The boat turned ever so slightly, and now Johnny felt like his heart had been replaced by a large chunk of ice.  It hurt to breathe, and he began to shiver.  Aidan stopped chanting and turned around, which was good because Johnny’s grip was slipping.  He slumped into the priest’s arms, and he heard Aidan whispering to him, but it was hard to make out over the howling winds blowing through his core.  He looked up at Aidan’s face, and he realized the man wasn’t whispering—he was shouting.  Johnny couldn’t hear anything, but he could almost read his lips ...  Off? he thought disjointedly.  Is he saying “off”?  Oh, yeah ... turn it off.  That’s probably a good idea, now that you mention it.  Only ... how do I turn it off?

Aidan was shaking him now, but it was very distant.  Then he felt the older man grab his head between both hands, index fingers pressed into his temples, and a strange sensation, like warm water trickling over him, started at the top of his head and slowly seeped over his entire body.  The arctic winds began to quiet, and he didn’t feel so cold any more.  Gradually his shivering stopped and he unclenched teeth he just now realized he’d clamped shut to stop them chattering.  Aidan was staring into his eyes, chanting quietly.  He stopped as Johnny exhaled and blinked up at him.  “Better now?” he asked, smiling.

“Yes,” Johnny tried to say, but found that his mouth was completely dried out, like he’d been holding it open in a blizzard.  “Um hmm,” he managed finally, rubbing his tongue back and forth to try to work some spit back into his mouth.

When he got back to his feet, he found that Welly had returned to the deck and was eyeing him speculatively.  “You look like a talent scout for a cemetery,” he said, but his gaze was weighing Johnny.

“Henny Youngman,” Larissa said under her breath, as if she knew no one really cared but couldn’t stop herself from saying it anyway.

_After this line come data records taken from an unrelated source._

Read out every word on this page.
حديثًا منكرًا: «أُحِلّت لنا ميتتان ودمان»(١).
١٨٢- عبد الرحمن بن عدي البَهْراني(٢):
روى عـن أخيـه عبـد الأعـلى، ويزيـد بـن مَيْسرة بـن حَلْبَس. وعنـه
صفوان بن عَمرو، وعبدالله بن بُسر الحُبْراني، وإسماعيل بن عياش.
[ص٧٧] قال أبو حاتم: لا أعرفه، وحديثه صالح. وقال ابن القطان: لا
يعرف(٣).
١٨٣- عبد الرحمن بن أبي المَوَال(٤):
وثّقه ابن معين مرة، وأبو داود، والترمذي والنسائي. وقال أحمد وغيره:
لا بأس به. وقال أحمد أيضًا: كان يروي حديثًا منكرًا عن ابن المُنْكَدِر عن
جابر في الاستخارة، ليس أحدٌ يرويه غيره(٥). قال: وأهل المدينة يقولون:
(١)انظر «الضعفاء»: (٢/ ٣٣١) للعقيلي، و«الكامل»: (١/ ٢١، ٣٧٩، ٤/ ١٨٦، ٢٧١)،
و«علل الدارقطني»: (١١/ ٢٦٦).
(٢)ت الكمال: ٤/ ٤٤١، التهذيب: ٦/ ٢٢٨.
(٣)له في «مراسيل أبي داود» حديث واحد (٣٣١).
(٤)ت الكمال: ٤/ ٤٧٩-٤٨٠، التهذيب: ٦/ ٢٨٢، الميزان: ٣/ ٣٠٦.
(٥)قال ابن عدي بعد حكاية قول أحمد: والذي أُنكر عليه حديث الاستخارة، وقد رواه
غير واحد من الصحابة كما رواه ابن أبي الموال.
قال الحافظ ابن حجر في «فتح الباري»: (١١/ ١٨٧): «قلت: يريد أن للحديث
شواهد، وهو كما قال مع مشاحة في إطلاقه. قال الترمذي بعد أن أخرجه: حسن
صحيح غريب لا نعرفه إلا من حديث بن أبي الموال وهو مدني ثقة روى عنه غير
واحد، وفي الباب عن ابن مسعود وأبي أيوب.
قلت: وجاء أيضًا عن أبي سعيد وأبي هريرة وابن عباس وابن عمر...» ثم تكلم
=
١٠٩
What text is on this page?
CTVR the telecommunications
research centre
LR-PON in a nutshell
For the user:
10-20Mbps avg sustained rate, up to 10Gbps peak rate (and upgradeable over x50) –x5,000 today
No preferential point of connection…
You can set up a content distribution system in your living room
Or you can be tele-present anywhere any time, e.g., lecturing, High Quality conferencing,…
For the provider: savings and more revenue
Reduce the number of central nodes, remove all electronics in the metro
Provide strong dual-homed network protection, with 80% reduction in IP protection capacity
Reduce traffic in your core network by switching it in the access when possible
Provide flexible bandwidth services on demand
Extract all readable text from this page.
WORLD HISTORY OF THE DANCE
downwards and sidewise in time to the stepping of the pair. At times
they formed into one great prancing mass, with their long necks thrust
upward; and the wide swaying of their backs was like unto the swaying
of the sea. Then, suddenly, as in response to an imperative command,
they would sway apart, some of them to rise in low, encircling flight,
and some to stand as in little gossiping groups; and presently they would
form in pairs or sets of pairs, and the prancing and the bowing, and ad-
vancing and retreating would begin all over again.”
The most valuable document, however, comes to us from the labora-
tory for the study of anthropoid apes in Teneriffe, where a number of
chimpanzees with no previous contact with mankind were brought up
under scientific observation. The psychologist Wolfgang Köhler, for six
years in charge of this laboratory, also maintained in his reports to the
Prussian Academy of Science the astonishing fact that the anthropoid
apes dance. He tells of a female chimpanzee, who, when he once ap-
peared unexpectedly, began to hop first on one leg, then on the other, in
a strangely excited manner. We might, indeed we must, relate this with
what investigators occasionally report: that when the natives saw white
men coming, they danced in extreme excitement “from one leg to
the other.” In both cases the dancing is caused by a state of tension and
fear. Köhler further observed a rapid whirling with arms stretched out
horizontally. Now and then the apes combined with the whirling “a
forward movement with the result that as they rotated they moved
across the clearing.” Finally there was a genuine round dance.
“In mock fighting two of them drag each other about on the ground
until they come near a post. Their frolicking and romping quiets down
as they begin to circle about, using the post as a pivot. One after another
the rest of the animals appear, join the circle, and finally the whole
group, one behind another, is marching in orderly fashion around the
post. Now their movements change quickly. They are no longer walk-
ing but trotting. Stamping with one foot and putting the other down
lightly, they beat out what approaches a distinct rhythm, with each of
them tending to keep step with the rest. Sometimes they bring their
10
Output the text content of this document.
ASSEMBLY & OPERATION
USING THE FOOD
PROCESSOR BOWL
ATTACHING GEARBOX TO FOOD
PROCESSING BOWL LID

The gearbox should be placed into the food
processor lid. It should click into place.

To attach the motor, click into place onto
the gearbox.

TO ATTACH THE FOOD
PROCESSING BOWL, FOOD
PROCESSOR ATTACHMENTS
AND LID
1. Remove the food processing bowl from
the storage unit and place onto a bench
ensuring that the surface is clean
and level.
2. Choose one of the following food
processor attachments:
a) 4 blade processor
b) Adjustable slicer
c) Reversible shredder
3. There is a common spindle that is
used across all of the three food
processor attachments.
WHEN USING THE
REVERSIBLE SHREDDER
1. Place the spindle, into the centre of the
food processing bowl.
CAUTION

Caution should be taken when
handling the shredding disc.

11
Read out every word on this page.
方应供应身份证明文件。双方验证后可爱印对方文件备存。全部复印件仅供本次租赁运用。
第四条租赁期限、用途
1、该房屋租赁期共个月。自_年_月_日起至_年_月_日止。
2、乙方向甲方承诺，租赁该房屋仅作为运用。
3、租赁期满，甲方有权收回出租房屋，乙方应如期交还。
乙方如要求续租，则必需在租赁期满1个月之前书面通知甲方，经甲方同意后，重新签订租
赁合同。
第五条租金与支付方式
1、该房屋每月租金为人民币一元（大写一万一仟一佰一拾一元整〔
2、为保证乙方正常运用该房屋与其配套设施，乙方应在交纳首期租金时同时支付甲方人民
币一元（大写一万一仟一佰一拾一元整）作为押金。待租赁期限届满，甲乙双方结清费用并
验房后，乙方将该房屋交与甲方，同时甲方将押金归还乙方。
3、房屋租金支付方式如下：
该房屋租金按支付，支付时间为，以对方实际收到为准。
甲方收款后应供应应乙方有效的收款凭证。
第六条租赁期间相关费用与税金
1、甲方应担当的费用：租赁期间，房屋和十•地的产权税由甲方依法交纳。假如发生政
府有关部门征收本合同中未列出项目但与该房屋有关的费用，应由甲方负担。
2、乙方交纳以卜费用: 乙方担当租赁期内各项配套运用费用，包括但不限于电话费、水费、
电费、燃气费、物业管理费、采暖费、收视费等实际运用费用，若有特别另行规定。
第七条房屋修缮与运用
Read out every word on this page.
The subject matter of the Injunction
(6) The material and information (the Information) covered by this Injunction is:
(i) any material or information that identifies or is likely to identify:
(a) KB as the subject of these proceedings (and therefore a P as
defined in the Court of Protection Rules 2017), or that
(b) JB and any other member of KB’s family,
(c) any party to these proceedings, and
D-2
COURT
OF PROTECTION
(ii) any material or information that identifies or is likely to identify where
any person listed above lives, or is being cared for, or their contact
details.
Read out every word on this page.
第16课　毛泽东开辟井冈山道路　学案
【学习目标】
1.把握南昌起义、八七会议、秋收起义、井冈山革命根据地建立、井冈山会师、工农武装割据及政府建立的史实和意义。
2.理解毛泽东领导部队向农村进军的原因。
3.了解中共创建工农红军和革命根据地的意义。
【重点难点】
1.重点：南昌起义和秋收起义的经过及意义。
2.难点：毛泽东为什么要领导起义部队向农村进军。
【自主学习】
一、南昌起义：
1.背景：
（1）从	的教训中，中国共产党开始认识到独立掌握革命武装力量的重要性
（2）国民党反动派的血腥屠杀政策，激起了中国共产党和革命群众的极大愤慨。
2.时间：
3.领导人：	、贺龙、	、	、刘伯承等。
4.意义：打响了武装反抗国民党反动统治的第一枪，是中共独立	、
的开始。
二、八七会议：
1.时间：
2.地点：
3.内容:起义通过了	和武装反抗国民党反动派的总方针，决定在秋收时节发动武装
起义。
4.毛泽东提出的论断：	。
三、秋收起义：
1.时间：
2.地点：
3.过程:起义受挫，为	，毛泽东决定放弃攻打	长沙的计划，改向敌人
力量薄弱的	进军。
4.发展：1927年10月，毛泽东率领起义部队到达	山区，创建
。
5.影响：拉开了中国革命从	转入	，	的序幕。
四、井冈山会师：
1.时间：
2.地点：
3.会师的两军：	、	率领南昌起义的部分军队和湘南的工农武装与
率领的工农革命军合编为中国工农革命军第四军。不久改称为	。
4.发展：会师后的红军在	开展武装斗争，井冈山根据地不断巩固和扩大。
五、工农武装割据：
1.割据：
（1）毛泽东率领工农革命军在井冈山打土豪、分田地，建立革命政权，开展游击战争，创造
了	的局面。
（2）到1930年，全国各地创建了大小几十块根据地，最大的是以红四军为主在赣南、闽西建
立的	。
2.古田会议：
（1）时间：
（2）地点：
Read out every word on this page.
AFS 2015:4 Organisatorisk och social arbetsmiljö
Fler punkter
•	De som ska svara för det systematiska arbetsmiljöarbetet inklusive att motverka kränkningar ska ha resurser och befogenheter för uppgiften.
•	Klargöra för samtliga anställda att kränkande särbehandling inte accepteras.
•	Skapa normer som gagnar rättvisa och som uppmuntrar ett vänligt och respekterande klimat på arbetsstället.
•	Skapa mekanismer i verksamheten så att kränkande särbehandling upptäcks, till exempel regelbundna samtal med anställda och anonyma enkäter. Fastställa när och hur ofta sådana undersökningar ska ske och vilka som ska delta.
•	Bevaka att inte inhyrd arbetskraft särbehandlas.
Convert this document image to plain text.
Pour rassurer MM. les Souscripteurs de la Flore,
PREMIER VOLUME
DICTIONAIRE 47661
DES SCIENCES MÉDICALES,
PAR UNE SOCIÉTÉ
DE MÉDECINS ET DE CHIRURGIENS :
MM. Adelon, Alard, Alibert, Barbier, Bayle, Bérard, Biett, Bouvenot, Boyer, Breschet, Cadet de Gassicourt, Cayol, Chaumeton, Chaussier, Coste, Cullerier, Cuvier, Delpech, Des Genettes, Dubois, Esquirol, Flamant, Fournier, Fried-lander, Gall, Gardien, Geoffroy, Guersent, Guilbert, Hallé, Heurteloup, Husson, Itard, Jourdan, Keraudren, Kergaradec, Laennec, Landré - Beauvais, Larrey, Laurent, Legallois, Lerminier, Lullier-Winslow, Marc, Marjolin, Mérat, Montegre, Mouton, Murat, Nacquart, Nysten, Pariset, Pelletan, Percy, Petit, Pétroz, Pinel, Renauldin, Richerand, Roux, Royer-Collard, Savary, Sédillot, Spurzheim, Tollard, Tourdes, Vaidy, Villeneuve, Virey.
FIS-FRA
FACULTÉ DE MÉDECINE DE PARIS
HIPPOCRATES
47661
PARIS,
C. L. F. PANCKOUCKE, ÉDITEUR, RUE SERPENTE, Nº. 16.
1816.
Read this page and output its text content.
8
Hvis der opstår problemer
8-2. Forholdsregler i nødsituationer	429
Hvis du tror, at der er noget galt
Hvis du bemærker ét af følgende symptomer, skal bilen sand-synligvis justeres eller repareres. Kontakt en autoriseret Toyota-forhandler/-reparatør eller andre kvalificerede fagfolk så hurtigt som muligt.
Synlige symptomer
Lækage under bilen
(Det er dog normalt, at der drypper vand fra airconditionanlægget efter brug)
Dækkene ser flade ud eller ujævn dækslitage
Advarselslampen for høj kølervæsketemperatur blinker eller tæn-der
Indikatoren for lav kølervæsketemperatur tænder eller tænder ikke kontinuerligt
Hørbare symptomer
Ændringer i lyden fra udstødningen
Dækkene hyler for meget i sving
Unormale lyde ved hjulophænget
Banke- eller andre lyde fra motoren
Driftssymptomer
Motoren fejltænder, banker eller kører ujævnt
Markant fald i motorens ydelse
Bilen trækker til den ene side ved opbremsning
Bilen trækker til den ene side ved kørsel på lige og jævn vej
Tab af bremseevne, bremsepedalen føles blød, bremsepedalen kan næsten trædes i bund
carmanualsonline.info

“Thanks,” Johnny said to Aidan.

“You have to learn to control it,” Aidan said, still holding him by the shoulders and looking into his face.  “It’s not like seeing or hearing.  It’s more like touch: you can choose how much pressure to apply.  When you get this close to something this big, you need to just barely brush it with your fingertips ... you follow me?”

Johnny nodded.  “Dial it down a notch,” he said, still a bit shaky.  “Check.”

Aidan grinned and clapped him on the shoulder.  “Yes, exactly.  Otherwise it’s going to overwhelm you, like it did just now.  Are you okay now?”

Johnny massaged his chest to try to get some bloodflow back into it.  “I think so.  What did you do?”

Aidan smiled.  “All I did, son, was to quiet your mind.  That made it easier for you to ‘dial it down,’ as you say.  Or turn it off altogether ... is that what you did?”  Aidan moved his head, as if trying to get a better angle to see into Johnny’s mind through his eyes.

Johnny nodded.  “Yeah, I guess I did.  Not consciously, but ...”  Johnny stopped, then shook his head, losing whatever tenuous grasp he had on how to complete that thought.

Aidan squeezed his shoulder.  “Don’t worry.  We won’t need it again for a while, I’m thinking.  Seems like we’re pretty close at this point ...”

“Land ho,” Welly said, deadpan.  All eyes turned to him.  “That’s the proper expression, right?”  He pointed directly ahead.  Another cartoon desert island had sprung up out of the distant mists.  They were headed directly for it.

“Shit,” Johnny said.  Aidan’s comment was not in English, but it sounded very similar in character.

Larissa thumbed the speaker.  “Island, twelve o’clock.  Sandy beach, no visible rocks.”

Roger’s voice sounded grim.  “Well, better hang on to something, then, missy.  ‘Cause we canna stop now.”